Ponownie zająłem miejsce na kanapie, a Kinga usiadła na podłokietniku fotela, w którym siedział Thomas.

- Powiedz mu, że fuksja odpada... Nie będę na waszym ślubie w różowej kiecce - Kinga złożyła ręce na piersi.

- Obydwie macie mieć takie same... Jeśli nie krój, to chociaż kolor... - westchnęła Paula i usiadła przy mnie.

- Nie założę różowej sukienki.

- Kinguś - Thomas położył jej dłoń na udzie.

- Nawet nie zaczynaj - warknęła na niego. - Nie złożę różowej kiecki.

- To w ogóle możesz nie przychodzić - wstałem z kanapy.

- I bardzo dobrze!!! Nie przyjdę! - dziewczyna również się podniosła.

- I świetnie! - podniosłem głos i wyszedłem z salonu.

Jak ta laska mnie wkurwia!!! Rozpieszczona księżniczka!!!

- Kotku, daj spokój - Paula wyszła za mną na taras. - Oboje wiemy, że kłócisz się z nią żeby zrobić jej na złość... Po co tracić nerwy? - położyła dłoń na moich plecach. - Odpuść - przytuliła się do mojego ramienia.

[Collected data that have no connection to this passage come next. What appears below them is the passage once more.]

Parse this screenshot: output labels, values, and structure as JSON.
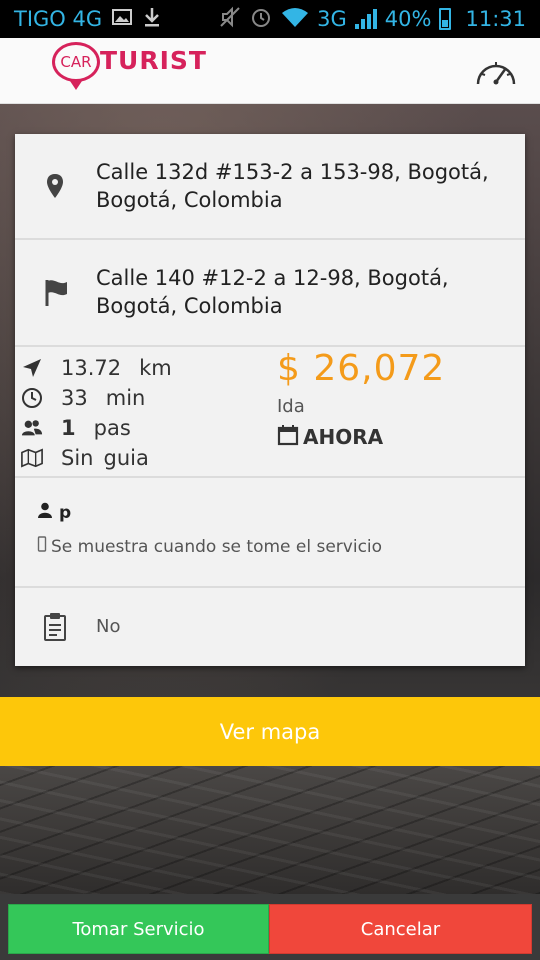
{
  "status_bar": {
    "carrier": "TIGO 4G",
    "network": "3G",
    "battery": "40%",
    "time": "11:31",
    "icons": [
      "image-icon",
      "download-icon",
      "mute-icon",
      "alarm-icon",
      "wifi-icon",
      "signal-icon",
      "battery-icon"
    ]
  },
  "header": {
    "logo_car": "CAR",
    "logo_word": "TURIST",
    "brand_color": "#d6225b",
    "speedometer_icon": "speedometer-icon"
  },
  "trip": {
    "origin": "Calle 132d #153-2 a 153-98, Bogotá, Bogotá, Colombia",
    "destination": "Calle 140 #12-2 a 12-98, Bogotá, Bogotá, Colombia",
    "distance_value": "13.72",
    "distance_unit": "km",
    "duration_value": "33",
    "duration_unit": "min",
    "passengers_value": "1",
    "passengers_unit": "pas",
    "guide_value": "Sin",
    "guide_unit": "guia",
    "price": "$ 26,072",
    "trip_type": "Ida",
    "when": "AHORA",
    "price_color": "#f49b1a"
  },
  "driver": {
    "name": "p",
    "phone_note": "Se muestra cuando se tome el servicio"
  },
  "notes": {
    "value": "No"
  },
  "actions": {
    "map_label": "Ver mapa",
    "accept_label": "Tomar Servicio",
    "cancel_label": "Cancelar",
    "map_color": "#fdc70a",
    "accept_color": "#34c759",
    "cancel_color": "#f0473b"
  }
}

- Nie. Teraz to już kwestia dumy... - oznajmiłem, a Paula się zaśmiała.

- Jak tam chcesz... To ja ci mówię, że sukienki druhen nie będą ani różowe ani błękitne.

- To jakie? - spojrzałem na nią.

- Srebrne, kochanie... I nawet nie dyskutuj - wskazała na mnie palcem. - I żadnych kłótni z Kingą, jasne?

- Postaram się.

- Albo do samego ślubu będziesz spał na kanapie - oznajmiła.

- To zbyt surowa kara, słonko - objąłem ją w pasie.

- Żadnych kłótni z Kingą, jasne?

- Obiecuję - pocałowałem ją w czoło.

- Wy się kłócicie, a ja się nie potrzebie denerwuję.

- Przepraszam.

- Dziecko od tego nerwusem będzie...

- Przepraszam, skarbie - położyłem dłonie na jeszcze płaskim brzuchu mojej narzeczonej. - Tatuś już więcej nie będzie - dodałem, a Paula się zaśmiała.

- Panie Schlierenzauer, wracamy do środka - uśmiechnęła się.

- Dobrze, pani Schlierenzauer - posłałem jej szeroki uśmiech i pochyliłem się, aby ją pocałować.

- Dlaczego ja jej się oświadczyłem? - Thomas wyszedł na taras. - Sorry...

- Powiem ci dlaczego - objąłem ramionami moją narzeczoną. - Poleciałeś na młodą... Dziewczynę - zawahałem się przy ostatnim słowie.